Artificial intelligence industry in China - Wikipedia

📅 2026-07-01 01:34:19+02:00 ⏱ 1 min lectura logistar.it
The development of artificial intelligence in China began in the late 1970s after Deng Xiaoping's reform and opening up, which prioritized science and technology as primary productive forces. Initially, progress was slow due to limited resources and talent, with most research led by scientists educated abroad, leaving China behind most Western countries. However, since 2006, the Chinese government has steadily advanced a national AI agenda, culminating in the 2016 13th Five-Year Plan that aimed for global AI leadership by 2030. By 2025, China is recognized as a world leader in AI, alongside the United States.

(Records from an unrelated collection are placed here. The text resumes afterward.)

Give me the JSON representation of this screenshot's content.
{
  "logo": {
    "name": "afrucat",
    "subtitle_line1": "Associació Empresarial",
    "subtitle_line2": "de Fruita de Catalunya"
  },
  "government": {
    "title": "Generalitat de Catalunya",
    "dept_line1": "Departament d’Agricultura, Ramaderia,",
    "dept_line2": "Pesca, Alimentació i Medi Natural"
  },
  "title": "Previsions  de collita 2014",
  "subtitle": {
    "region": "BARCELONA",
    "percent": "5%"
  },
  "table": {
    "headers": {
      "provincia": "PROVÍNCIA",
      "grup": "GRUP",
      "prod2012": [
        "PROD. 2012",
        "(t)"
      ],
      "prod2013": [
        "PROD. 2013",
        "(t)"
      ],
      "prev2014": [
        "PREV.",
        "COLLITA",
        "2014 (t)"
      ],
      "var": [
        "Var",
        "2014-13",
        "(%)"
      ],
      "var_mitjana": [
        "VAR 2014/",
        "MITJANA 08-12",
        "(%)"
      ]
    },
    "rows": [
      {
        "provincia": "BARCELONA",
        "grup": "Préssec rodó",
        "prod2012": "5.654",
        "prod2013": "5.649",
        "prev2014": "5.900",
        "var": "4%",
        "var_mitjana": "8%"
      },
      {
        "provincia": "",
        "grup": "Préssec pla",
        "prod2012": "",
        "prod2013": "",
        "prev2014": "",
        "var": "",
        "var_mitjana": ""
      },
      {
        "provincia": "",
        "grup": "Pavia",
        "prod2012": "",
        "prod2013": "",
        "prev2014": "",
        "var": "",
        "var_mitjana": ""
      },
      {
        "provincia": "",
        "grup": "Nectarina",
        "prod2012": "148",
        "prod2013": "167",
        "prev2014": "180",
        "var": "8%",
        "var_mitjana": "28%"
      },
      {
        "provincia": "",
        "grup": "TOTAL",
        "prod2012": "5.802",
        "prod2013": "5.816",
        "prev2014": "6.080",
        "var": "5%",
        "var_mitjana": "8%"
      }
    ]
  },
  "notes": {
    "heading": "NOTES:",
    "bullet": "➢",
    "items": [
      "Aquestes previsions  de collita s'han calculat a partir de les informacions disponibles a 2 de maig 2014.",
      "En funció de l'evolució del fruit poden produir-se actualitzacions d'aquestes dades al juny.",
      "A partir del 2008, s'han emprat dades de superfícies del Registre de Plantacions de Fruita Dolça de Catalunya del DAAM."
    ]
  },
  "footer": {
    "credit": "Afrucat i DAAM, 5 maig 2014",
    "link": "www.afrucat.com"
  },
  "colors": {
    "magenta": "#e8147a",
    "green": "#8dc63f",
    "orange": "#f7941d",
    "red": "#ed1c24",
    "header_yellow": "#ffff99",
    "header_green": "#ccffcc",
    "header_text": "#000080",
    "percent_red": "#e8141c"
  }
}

The State Council established fifteen 'national AI teams' from companies like Baidu, Tencent, Alibaba, SenseTime, and iFlytek, each tasked with leading development in sectors such as facial recognition, software/hardware, and speech recognition. AI's rapid deployment has profoundly impacted Chinese society across socio-economic, military, intelligence, and political domains, with agriculture, transportation, accommodation, and manufacturing most affected. The private sector, universities, and the military collaborate closely due to few boundaries. In 2021, China enacted its first national law addressing AI ethics, the Data Security Law. In October 2022, the US announced export controls to restrict China's access to advanced AI chips. In 2023, China's Cyberspace Administration mandated that AI content uphold CCP ideology, core socialist values, avoid discrimination, respect intellectual property, and safeguard user data. In 2025, new guidelines emphasized minimizing unsafe training data and regular model testing. Concerns have been raised about the impact of China's censorship on generative AI development and long-term talent acquisition amid demographic challenges. Additionally, critics note that official AI safety standards prioritize CCP priorities, diverging from democratic norms, and raise alarms about the extension of China's mass surveillance and censorship systems abroad.